Again, this data could generally be considered valid today.

Actually, terminology is a (rare) commodity, useful, but expensive, because it requires considerable resources, and it should be easily understandable that terminology work and management must be sustainable and, therefore, this requires the ability to estimate revenues.

Google research showed that Google saves an average of fifteen minutes per query (once you are in library). Using the average hourly wage of Americans ($22), thus saving 3.75 minutes per day, this works out to about $500 per adult worker per year.

Consider now the IBM estimates saying that it would take a doctor 160 hours of reading each and every week just to keep up with relevant new literature, and how this task can be made easier with proper indexing.

Many potential terminology users could really be not very interested in standards, but in the associate terminology. Of the hundreds of standards available at ISO and regional standards bodies, more than half contains terminology. This could then be harmonized, structured, and made publicly and freely available.

And yet, no speaker at the most prominent event on terminology, in Europe, the TOTh Workshop, hosted this year by the Terminology Coordination Unit of the European Parliament, dealt with the issue of having terminology become a popular topic and discipline, let alone its cost.

In November, the European Association for Terminology (EAFT) will celebrate its 20th anniversary in the historical first hemicycle of the European Parliament with a flashback on the activity in terminology in the past 20 years. During the event, a prize will be awarded to the best thesis on terminology. Rather than financing mammoth DGT-oriented educational programs with the typical EU regulatory aim (have you ever heard of the bendy banana law?), the DGT could fund a program for the consolidation of the many dust-collecting terminological archives scattered all along the Old Continent in its innumerable universities. This program could be entrusted to a pool of outstanding graduates from the universities feeding the ranks of underpaid DGT interns.

On the other hand, the DGT has been doping the European language industry for decades, and academic institutions have vied to flatten out on its needs, thus breeding flocks of mostly inadequate would-be translation professionals, and fed them with the illusion of brilliant careers and well-paid jobs.

DGT is the largest translation service in the world, which overpays and pampers its employees while underpaying freelancers, sometimes even vexing them with absurd claims and heavy remarks and, at the same time, offering a rare chance to draw unlikely academic paths to unashamed academics that stay away from market reality.

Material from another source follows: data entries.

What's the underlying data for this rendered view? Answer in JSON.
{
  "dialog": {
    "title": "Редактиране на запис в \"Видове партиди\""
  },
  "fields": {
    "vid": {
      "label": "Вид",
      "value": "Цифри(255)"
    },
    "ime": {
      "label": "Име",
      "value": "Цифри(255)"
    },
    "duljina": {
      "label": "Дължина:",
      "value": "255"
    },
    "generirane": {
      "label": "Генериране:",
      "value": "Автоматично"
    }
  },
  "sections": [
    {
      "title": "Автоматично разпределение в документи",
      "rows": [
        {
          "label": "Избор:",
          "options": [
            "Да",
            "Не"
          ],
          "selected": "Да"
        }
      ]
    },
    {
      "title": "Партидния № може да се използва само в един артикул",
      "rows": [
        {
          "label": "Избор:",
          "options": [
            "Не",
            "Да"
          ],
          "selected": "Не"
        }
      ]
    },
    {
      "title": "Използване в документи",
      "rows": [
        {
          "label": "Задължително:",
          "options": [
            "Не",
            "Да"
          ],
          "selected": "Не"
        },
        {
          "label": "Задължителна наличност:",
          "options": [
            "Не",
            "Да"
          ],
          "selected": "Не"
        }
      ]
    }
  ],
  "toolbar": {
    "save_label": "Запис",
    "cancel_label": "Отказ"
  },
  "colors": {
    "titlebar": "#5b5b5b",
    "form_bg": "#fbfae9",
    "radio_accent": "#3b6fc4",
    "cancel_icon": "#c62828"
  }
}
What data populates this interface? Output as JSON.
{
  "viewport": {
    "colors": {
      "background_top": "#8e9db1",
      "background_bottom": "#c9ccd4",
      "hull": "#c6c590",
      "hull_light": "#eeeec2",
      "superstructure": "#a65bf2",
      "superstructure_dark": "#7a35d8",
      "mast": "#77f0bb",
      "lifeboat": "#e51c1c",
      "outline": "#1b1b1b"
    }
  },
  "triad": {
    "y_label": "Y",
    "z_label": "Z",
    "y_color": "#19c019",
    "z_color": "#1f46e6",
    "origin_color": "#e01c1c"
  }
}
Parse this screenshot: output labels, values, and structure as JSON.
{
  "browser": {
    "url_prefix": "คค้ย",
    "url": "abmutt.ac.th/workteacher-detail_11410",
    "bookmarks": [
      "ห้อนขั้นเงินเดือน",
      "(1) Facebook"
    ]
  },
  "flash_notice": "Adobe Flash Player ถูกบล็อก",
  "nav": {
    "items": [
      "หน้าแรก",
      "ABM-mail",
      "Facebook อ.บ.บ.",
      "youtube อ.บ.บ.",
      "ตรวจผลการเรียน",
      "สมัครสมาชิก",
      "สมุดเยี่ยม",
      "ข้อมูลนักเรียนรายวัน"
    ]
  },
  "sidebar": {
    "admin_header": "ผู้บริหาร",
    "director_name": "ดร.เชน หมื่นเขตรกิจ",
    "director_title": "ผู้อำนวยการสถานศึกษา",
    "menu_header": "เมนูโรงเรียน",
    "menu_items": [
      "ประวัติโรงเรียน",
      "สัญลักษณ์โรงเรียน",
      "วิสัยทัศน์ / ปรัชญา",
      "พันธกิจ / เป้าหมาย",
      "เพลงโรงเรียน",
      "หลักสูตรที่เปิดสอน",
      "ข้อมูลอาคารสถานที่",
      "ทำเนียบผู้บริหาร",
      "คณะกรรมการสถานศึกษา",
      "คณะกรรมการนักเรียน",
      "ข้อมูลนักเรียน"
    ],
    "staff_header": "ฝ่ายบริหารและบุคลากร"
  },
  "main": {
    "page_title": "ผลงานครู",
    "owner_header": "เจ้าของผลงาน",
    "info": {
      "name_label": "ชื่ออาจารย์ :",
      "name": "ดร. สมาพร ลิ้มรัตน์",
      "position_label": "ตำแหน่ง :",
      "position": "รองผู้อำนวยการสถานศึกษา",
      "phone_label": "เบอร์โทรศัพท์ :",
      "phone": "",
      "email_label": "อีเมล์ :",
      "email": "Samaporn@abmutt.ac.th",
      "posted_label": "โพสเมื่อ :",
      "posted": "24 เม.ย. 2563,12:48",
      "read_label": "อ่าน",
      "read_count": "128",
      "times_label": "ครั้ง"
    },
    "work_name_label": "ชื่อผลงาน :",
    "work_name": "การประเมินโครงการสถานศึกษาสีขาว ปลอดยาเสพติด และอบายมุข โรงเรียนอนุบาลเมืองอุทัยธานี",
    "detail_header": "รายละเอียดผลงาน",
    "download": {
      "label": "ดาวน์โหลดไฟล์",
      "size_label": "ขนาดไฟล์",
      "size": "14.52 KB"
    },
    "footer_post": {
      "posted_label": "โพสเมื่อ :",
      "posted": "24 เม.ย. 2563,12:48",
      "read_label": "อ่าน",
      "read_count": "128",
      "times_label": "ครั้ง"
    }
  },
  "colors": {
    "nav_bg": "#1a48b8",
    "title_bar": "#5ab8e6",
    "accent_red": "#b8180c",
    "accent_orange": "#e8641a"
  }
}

DGT’s quota is 1% of the overall EU budget, an amount of money that is usually enough to cover important expenses in almost all EU member states and in many advanced economies.

The average productivity of a DGT translator is approximately less than 800 words per day (by dividing the in-house total volume of words produced by the DGT by the number of translators). It is roughly less than a third of the average productivity of an experienced freelance professional. At a cost that is at least ten times higher.

Recent estimates give the outsourced quota of translation production around 26%, corresponding to a roughly amount of 150 million words, thus significantly impacting the EU translation market, especially for minor combinations.

Not by translation alone

Basic strategic planning involves estimating the market size, the growth rate of both the market and the business, as well as the investments required to win the business goals (market share, revenues, position, reputation, etc.)

This indulgence towards EU institutions allowed the European translation community to elude any strategic planning, in the vain belief that EU institutions would run all the necessary research that could then allow buyers and providers to succeed even beyond local boundaries.

Any research effort should consider the market at large, spot and analyze unmet demand, identify any signs of changes. Actually, this is a job for the many industry organizations based and operating mostly in Western Europe. But even umbrella organizations are almost inactive in this respect, though, while pulverization of representation reflects the intrinsic weakness of the industry.

Pulverization is also at the origin of the lack of innovation in the translation business, together with a disinclination to collaboration, and a highly conservative nature of players. Even the regular mergers and acquisitions have never reduced pulverization nor produced any real innovation. They aim at complementing customers, offerings, and extend market penetration, very seldom at acquiring greater financial strength to fund innovation. Innovation is viewed as an inescapable evil, yet it is necessary, not sufficient. Europe, especially Western Europe, has been lagging behind on this front.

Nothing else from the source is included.